How to Put the PERSONAL Back into YOUR Fitness Training Program

by Kyle Radaker, M.S. of TEMPO Indoor Cycling and Personal Training (5/28/2009)

Are you interested in an effective weight-loss strategy with increased overall health and wellness? Or maybe you’re an elite-minded athlete interested in improved performance? In either case, how can you truly evaluate your program? Is it a question of proper training and/or nutrition? Certainly you don’t still abide by the “no pain-no gain” approach?! And by now you’ve learned that a calorie restrictive “diet” won’t work. For the general exercise enthusiast as well as the elite minded athlete, is it possible your approach is actually counter productive to your specific goal? The answer is an alarming YES!

What we need to do is get back to basics. Understand that exercise is a way to introduce “stress” to your body. If the level of stress you introduce is at an intensity level beyond your physiological capability, your body will interpret the need to adapt. Additionally, your body needs the proper amount of rest and nutrition to allow change to occur. In order to tip the equation of stress, rest, and nutrition in your favor, you need to learn just what level of each will result in the desired  adaptation(s). This process in quantified through a process of “metabolic profiling.”  

Metabolic Profiling 

The common denominator is energy.All plants and animals (including humans!) depend on energy to sustain life. The main source of all energy is the sun. Sunlight radiates energy and plants absorb, convert and store energy such that when we eat the plants (and the animals that eat the plants) we derive the energy necessary to move, work, and exercise. The key concept as it pertains to health, fitness, and performance is learning how to balance the amount of energy coming “in” with the amount of energy going “out.”

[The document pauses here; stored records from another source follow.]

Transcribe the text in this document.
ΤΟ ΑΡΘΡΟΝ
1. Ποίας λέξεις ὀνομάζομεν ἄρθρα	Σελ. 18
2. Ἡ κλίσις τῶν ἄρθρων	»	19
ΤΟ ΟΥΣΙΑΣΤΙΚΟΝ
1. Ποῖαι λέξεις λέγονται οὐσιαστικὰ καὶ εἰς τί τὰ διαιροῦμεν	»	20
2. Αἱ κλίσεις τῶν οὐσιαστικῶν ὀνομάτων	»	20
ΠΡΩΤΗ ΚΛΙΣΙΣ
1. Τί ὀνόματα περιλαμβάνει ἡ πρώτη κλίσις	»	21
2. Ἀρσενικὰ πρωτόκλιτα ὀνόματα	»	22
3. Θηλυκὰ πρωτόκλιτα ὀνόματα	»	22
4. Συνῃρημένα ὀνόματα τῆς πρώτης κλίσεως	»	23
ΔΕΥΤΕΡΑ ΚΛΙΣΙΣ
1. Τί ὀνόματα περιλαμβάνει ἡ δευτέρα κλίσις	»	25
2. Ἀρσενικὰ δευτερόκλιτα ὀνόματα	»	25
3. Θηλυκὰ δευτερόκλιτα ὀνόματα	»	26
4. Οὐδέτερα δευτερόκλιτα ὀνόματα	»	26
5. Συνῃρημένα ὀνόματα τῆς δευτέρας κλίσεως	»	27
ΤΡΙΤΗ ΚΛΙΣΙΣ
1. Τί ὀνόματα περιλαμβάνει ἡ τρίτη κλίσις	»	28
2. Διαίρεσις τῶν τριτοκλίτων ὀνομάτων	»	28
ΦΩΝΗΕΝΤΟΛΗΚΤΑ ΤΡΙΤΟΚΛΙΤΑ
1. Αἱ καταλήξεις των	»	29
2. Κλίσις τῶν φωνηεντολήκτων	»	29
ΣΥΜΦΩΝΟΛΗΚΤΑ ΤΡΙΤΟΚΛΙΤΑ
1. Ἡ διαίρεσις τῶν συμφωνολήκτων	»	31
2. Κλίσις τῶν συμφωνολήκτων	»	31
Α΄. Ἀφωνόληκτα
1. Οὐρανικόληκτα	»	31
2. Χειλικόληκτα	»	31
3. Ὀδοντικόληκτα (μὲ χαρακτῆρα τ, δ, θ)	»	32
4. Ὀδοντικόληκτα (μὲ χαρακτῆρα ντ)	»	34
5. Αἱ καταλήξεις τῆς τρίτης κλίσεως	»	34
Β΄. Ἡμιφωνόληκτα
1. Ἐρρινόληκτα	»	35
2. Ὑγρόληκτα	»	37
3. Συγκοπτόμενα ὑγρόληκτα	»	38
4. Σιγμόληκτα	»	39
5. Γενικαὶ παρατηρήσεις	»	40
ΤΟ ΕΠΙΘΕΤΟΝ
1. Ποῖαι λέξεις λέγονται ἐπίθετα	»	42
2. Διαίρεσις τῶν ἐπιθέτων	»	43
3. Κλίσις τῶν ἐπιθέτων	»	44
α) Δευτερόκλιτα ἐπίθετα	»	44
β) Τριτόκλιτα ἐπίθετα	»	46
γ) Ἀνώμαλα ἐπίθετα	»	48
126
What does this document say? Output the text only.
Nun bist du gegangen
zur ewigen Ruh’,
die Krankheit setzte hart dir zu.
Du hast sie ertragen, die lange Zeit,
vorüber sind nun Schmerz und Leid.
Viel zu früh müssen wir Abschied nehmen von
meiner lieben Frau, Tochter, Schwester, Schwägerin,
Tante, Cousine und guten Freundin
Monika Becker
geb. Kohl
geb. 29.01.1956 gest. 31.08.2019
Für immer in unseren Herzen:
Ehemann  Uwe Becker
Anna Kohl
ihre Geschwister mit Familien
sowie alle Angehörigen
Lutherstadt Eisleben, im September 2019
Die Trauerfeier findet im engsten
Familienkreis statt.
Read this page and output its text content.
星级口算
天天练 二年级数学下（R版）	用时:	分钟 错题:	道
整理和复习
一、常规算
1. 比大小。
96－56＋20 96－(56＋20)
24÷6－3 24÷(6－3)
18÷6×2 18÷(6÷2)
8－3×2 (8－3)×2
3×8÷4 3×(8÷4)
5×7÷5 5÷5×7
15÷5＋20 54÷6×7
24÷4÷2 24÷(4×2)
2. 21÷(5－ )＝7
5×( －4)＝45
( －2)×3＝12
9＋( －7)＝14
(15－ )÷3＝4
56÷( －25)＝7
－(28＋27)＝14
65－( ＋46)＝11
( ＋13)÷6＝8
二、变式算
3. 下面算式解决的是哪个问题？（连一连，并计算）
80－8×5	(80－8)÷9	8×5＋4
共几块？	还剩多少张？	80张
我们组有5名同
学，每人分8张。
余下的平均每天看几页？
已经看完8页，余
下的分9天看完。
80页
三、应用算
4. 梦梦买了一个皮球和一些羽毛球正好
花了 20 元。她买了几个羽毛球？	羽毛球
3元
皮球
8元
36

Energy in biological systems is commonly referred to and measured in calories, and obtained from the basic macronutrients in food--specifically carbohydrate, fat, and protein. So, in order to know specifically how to determine the amount of energy (calories) one should “take in” (consume), they would need to first determine the amount of energy (calories) they “put out” (expenditure). And at varying levels of exercise intensity, your body uses “fuel” from varying energy systems within your body. This is a quantifiable process and is unique to each and every individual--your personal metabolic profile. 

Metabolic Profile Assessment

A Metabolic Profile Assessment is as easy to perform as breathing! VO2 is the rate of oxygen uptake, or consumption, by our bodies measured at rest (RMR) and/or during exercise (Graded Exercise Test), and answers the question of how many calories we burn. Measurement of VO2 will provide a true assessment of fitness level. A VO2 test will also show the anaerobic threshold. Knowing the unique anaerobic threshold can be used to design a workout plan that will improve fitness, train your specific energy systems, and maximize calories burned.

A Metabolic Profile Assessment will provide data that is vital to proper fitness training. In addition, a Metabolic Profile Assessment will measure how many calories are burned during a workout at every exercise heart rate level. This information, along with a heart rate monitor, or a heart rate equipped bike or treadmill, can be used to calculate the precise amount of calories, and the type of calories, burned during a workout.